Plus la réforme est ambitieuse, plus le gouvernement devrait avoir besoin de l’ensemble des partenaires, a plaidé le président de la FCSQ, Alain Fortier, en conférence de presse à Québec, vendredi. 

«Depuis que le gouvernement est en place, il semble faire fi de son réseau politique scolaire, a-t-il déclaré. Le gouvernement demande notre contribution pour faire aboutir ses projets, mais il refuse de nous écouter pour tenir compte de nos opinions.

«Force est d’admettre que les décisions sont uniformisées et centralisées à Québec», a-t-il ajouté.

Depuis quelques semaines, le gouvernement caquiste s’affaire à mettre en branle plusieurs projets en éducation, y compris une réforme de la taxe scolaire, des changements au temps de récréation et l’implantation de la maternelle à 4 ans partout au Québec.

Il planche au même moment sur son projet de loi pour abolir les élections scolaires et transformer les commissions scolaires en centres de services. 

Alors qu’il multiplie les mandats aux commissions scolaires, il martèle qu’elles sont désuètes.

Les ministres de la Coalition avenir Québec manquent d’écoute, a renchéri M. Fortier, qui, vendredi, a tenu à faire une démonstration de force. Il était accompagné pour l’occasion d’une quinzaine de présidents de commissions scolaires venus de toutes les régions du Québec.

Le ministre des Finances, Éric Girard, n’a d’ailleurs pas daigné rencontrer la FCSQ dans le cadre de ses consultations prébudgétaires, a-t-il illustré.

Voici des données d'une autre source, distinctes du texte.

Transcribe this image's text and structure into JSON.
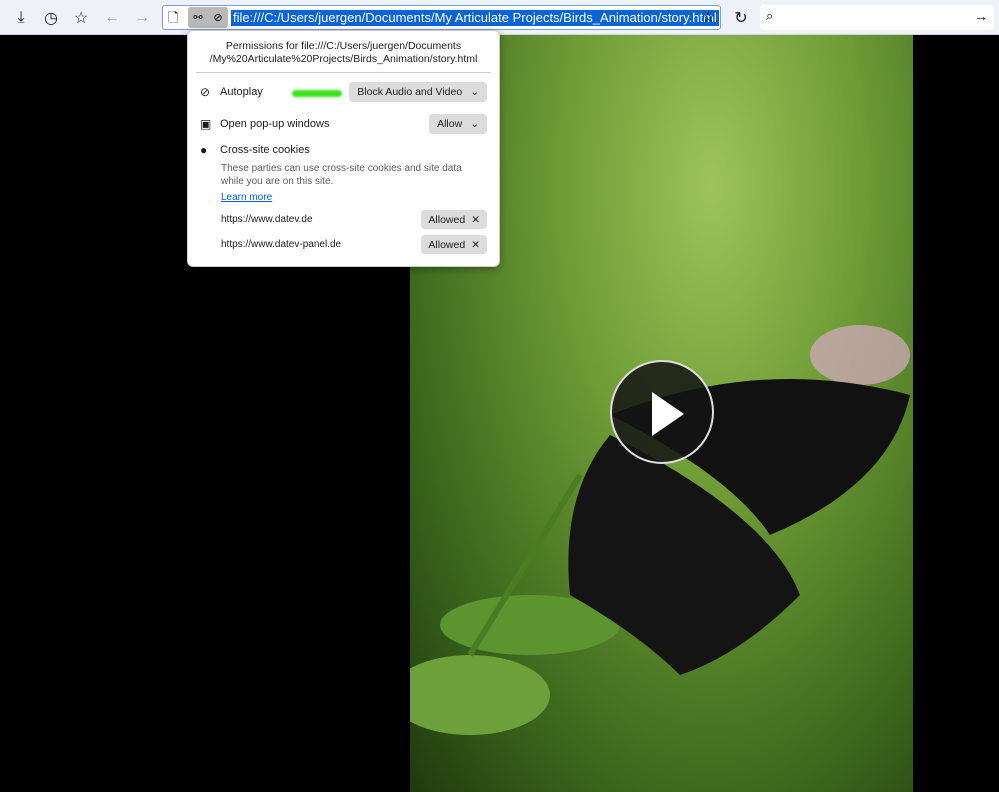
{
  "toolbar": {
    "url": "file:///C:/Users/juergen/Documents/My Articulate Projects/Birds_Animation/story.html",
    "search_placeholder": ""
  },
  "popup": {
    "title_line1": "Permissions for file:///C:/Users/juergen/Documents",
    "title_line2": "/My%20Articulate%20Projects/Birds_Animation/story.html",
    "autoplay_label": "Autoplay",
    "autoplay_value": "Block Audio and Video",
    "popups_label": "Open pop-up windows",
    "popups_value": "Allow",
    "cookies_label": "Cross-site cookies",
    "cookies_desc": "These parties can use cross-site cookies and site data while you are on this site.",
    "learn_more": "Learn more",
    "sites": [
      {
        "url": "https://www.datev.de",
        "status": "Allowed"
      },
      {
        "url": "https://www.datev-panel.de",
        "status": "Allowed"
      }
    ]
  }
}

Le 18 octobre dernier, alors qu’il formait son conseil des ministres, le premier ministre François Legault avait commandé aux ministres de tout faire pour obtenir «l’adhésion du plus grand nombre» afin d’avoir des «résultats».

La «marque de commerce» du gouvernement caquiste sera «la proximité, l’humanité et l’ouverture», avait-il indiqué. 

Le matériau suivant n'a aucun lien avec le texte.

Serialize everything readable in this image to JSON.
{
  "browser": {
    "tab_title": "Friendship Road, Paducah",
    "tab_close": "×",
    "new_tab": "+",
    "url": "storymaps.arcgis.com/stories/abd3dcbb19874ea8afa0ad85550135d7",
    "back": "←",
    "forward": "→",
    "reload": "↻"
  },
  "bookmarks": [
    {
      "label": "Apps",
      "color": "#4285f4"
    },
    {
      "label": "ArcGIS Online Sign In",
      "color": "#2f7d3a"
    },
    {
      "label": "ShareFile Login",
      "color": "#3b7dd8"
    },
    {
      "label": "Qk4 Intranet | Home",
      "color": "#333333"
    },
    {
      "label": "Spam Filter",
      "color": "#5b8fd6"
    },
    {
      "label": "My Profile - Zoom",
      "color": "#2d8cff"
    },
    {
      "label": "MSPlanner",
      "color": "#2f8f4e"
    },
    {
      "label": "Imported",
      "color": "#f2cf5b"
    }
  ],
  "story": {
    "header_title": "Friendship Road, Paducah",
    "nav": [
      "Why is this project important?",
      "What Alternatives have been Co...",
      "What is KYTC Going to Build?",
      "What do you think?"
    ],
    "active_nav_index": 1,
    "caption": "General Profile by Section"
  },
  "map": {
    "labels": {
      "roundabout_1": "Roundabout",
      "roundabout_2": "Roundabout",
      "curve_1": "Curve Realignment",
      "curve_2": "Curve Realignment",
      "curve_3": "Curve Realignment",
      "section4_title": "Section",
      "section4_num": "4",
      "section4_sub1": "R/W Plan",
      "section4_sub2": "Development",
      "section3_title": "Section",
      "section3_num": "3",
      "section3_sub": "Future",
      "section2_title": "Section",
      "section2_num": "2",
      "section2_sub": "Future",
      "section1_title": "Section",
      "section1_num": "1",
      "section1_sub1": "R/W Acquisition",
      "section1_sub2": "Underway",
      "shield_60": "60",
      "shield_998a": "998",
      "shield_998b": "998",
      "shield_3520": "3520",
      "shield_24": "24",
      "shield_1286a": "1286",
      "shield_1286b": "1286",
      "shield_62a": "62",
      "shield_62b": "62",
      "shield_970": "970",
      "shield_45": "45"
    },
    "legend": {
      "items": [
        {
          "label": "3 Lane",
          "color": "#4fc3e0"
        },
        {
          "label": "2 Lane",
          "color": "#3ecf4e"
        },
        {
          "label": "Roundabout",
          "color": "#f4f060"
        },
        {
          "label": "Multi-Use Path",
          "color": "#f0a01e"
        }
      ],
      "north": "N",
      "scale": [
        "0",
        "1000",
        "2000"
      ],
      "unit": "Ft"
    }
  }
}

«Près de 125 groupes ont été entendus par le ministre (des Finances) ou par le ministère lors de ces rencontres (prébudgétaires). De notre côté, malgré des relances multiples, le bureau du ministre nous a dit qu’il n’avait pas le temps dans son horaire pour nous rencontrer, alors que nous sommes imputables et responsables de la réussite des élèves du Québec», a déploré M. Fortier.

Les commissions scolaires gèrent un budget de plus de 10 milliards $. Elles sont responsables d’environ 3300 établissements préscolaires, primaires, secondaires ainsi que des centres de formation professionnelle et de l’éducation des adultes.

La FCSQ demande un réinvestissement en éducation d’au moins 2,6 milliards $. Elle précise que cela ne tient pas compte du financement des priorités du gouvernement: la maternelle à 4 ans, l’heure additionnelle en parascolaire annoncée et la récréation ajoutée obligatoire.

Cela ne tient pas compte non plus du montant de plus de 900 millions $ qui sera retranché du budget de l’éducation par la baisse de la taxe scolaire.

De son côté, l’attaché de presse du ministre de l’Éducation Jean-François Roberge, affirme que la communication est bonne avec les commissions scolaires.

«Nous avons d’ailleurs déjà rencontré la FCSQ et l’ACSAQ et avons eu l’occasion d’échanger avec leurs représentants sur un vaste éventail de sujets, a déclaré Francis Bouchard dans un courriel transmis à La Presse canadienne. Le ministre s’est aussi entretenu avec les présidents et les directions-générales des 72 commissions scolaires cette semaine dans le cadre du dépôt du projet de loi 5.»